We also provide other scoring methods. You can change --score_method
to 'GPT3_score', 'bert_score', 'bleu', 'rouge'
to use these metrics. For GPT-score, you need to first download
the project and put it under /src
.
Human Annotations
We release our human annotations on AI-generated explanations to facilitate future research on aligning automatic evaluation tools for interpretable mental health analysis. Based on these human evaluation results, we tested various existing automatic evaluation metrics on correlation with human preferences. The results in our evaluation paper show that BART-score is moderately correlated with human annotations in all 4 aspects.
Quality Evaluation
In our evaluation paper, we manually labeled a subset of the AIGC results for the DR dataset in 4 aspects: fluency, completeness, reliability, and overall.

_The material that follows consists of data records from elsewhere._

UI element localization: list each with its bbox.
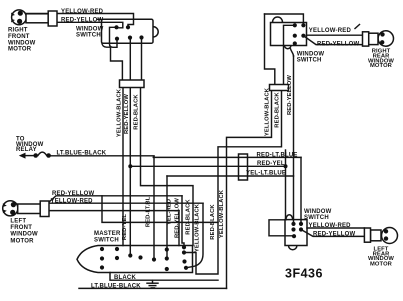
svg-text:YELLOW-BLACK: YELLOW-BLACK	[265, 87, 271, 136]
svg-text:SWITCH: SWITCH	[94, 238, 119, 244]
svg-text:LT.BLUE-BLACK: LT.BLUE-BLACK	[91, 284, 141, 290]
svg-text:MOTOR: MOTOR	[8, 47, 32, 53]
svg-text:YELLOW-BLACK: YELLOW-BLACK	[195, 203, 201, 252]
svg-text:RED-YEL: RED-YEL	[257, 161, 285, 167]
svg-text:YELLOW-BLACK: YELLOW-BLACK	[117, 88, 123, 137]
svg-text:RED-BLACK: RED-BLACK	[210, 204, 216, 240]
svg-text:MOTOR: MOTOR	[370, 63, 393, 69]
svg-text:YEL-RED: YEL-RED	[167, 199, 173, 225]
svg-text:RED-LT.BL.: RED-LT.BL.	[146, 195, 152, 227]
svg-text:YELLOW-RED: YELLOW-RED	[309, 28, 352, 34]
svg-text:RED-YELLOW: RED-YELLOW	[52, 191, 94, 197]
svg-text:RED-YELLOW: RED-YELLOW	[317, 41, 359, 47]
svg-text:BLACK: BLACK	[114, 275, 136, 281]
svg-text:RED-YELLOW: RED-YELLOW	[124, 94, 130, 134]
svg-text:MOTOR: MOTOR	[10, 238, 34, 244]
svg-text:YEL-LT.BLUE: YEL-LT.BLUE	[246, 171, 286, 177]
svg-text:SWITCH: SWITCH	[304, 215, 329, 221]
svg-text:FRONT: FRONT	[8, 34, 30, 40]
svg-text:RED-YELLOW: RED-YELLOW	[175, 198, 181, 238]
svg-text:3F436: 3F436	[285, 267, 323, 281]
svg-text:RED-YEL: RED-YEL	[122, 214, 128, 241]
svg-text:RIGHT: RIGHT	[8, 28, 28, 34]
svg-text:RED-BLACK: RED-BLACK	[186, 199, 192, 235]
svg-text:SWITCH: SWITCH	[76, 32, 101, 38]
svg-text:YELLOW-RED: YELLOW-RED	[61, 9, 104, 15]
svg-text:YELLOW-RED: YELLOW-RED	[309, 223, 352, 229]
svg-text:YELLOW-BLACK: YELLOW-BLACK	[219, 189, 225, 238]
svg-text:LT.BLUE-BLACK: LT.BLUE-BLACK	[57, 150, 107, 156]
svg-text:WINDOW: WINDOW	[10, 232, 38, 238]
svg-text:WINDOW: WINDOW	[297, 51, 325, 57]
svg-text:LEFT: LEFT	[10, 219, 26, 225]
svg-text:RED-YELLOW: RED-YELLOW	[61, 18, 103, 24]
svg-text:RED-YELLOW: RED-YELLOW	[287, 75, 293, 115]
svg-text:WINDOW: WINDOW	[8, 40, 36, 46]
svg-text:MOTOR: MOTOR	[370, 261, 393, 267]
svg-text:FRONT: FRONT	[10, 225, 32, 231]
svg-text:RED-BLACK: RED-BLACK	[275, 92, 281, 128]
svg-text:MASTER: MASTER	[94, 231, 121, 237]
svg-text:RED-YELLOW: RED-YELLOW	[313, 232, 355, 238]
svg-text:RED-LT.BLUE: RED-LT.BLUE	[257, 152, 298, 158]
svg-text:RED-BLACK: RED-BLACK	[134, 94, 140, 130]
svg-text:RELAY: RELAY	[16, 147, 37, 153]
svg-text:SWITCH: SWITCH	[297, 57, 322, 63]
svg-text:YELLOW-RED: YELLOW-RED	[51, 198, 94, 204]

The annotations are released in this dir:
/human_evaluation/DR_annotation
where we labeled 163 ChatGPT-generated explanations for the depression detection dataset DR. The file chatgpt_data.csv
includes 121 explanations that correctly classified by ChatGPT. chatgpt_false_data.csv
includes 42 explanations that falsely classified by ChatGPT. We also include 121 explanations that correctly
classified by InstructionGPT-3 in gpt3_data.csv
.
Expert-written Golden Explanations
In our MentaLLaMA paper, we invited one domain expert major in quantitative psychology to write an explanation for 350 selected posts (35 posts for each raw dataset). The golden set is used to accurately evaluate the explanation-generation ability of LLMs in an automatic manner. To facilitate future research, we release the expert-written explanations for the following datasets: DR, dreaddit, SWMH, T-SID, SAD, CAMS, loneliness, MultiWD, and IRF (35 samples each). The data is released in this dir:
/human_evaluation/test_instruction_expert
The expert-written explanations are processed to follow the same format as other test datasets to facilitate model evaluations. You can test your model on the expert-written golden explanations with similar commands as in response generation. For example, you can test LLaMA-based models as follows:
cd src
python IMHI.py --model_path MODEL_PATH --batch_size 8 --model_output_path OUTPUT_PATH --test_dataset expert --llama --cuda
Citation
If you use the human annotations or analysis in the evaluation paper, please cite:
@inproceedings{yang2023towards,
title={Towards interpretable mental health analysis with large language models},
author={Yang, Kailai and Ji, Shaoxiong and Zhang, Tianlin and Xie, Qianqian and Kuang, Ziyan and Ananiadou, Sophia},
booktitle={Proceedings of the 2023 Conference on Empirical Methods in Natural Language Processing},
pages={6056--6077},
year={2023}
}
If you use MentaLLaMA in your work, please cite:
@article{yang2023mentalllama,
title={MentalLLaMA: Interpretable Mental Health Analysis on Social Media with Large Language Models},
author={Yang, Kailai and Zhang, Tianlin and Kuang, Ziyan and Xie, Qianqian and Ananiadou, Sophia},
journal={arXiv preprint arXiv:2309.13567},
year={2023}
}
License
MentaLLaMA is licensed under [MIT]. Please find more details in the MIT file.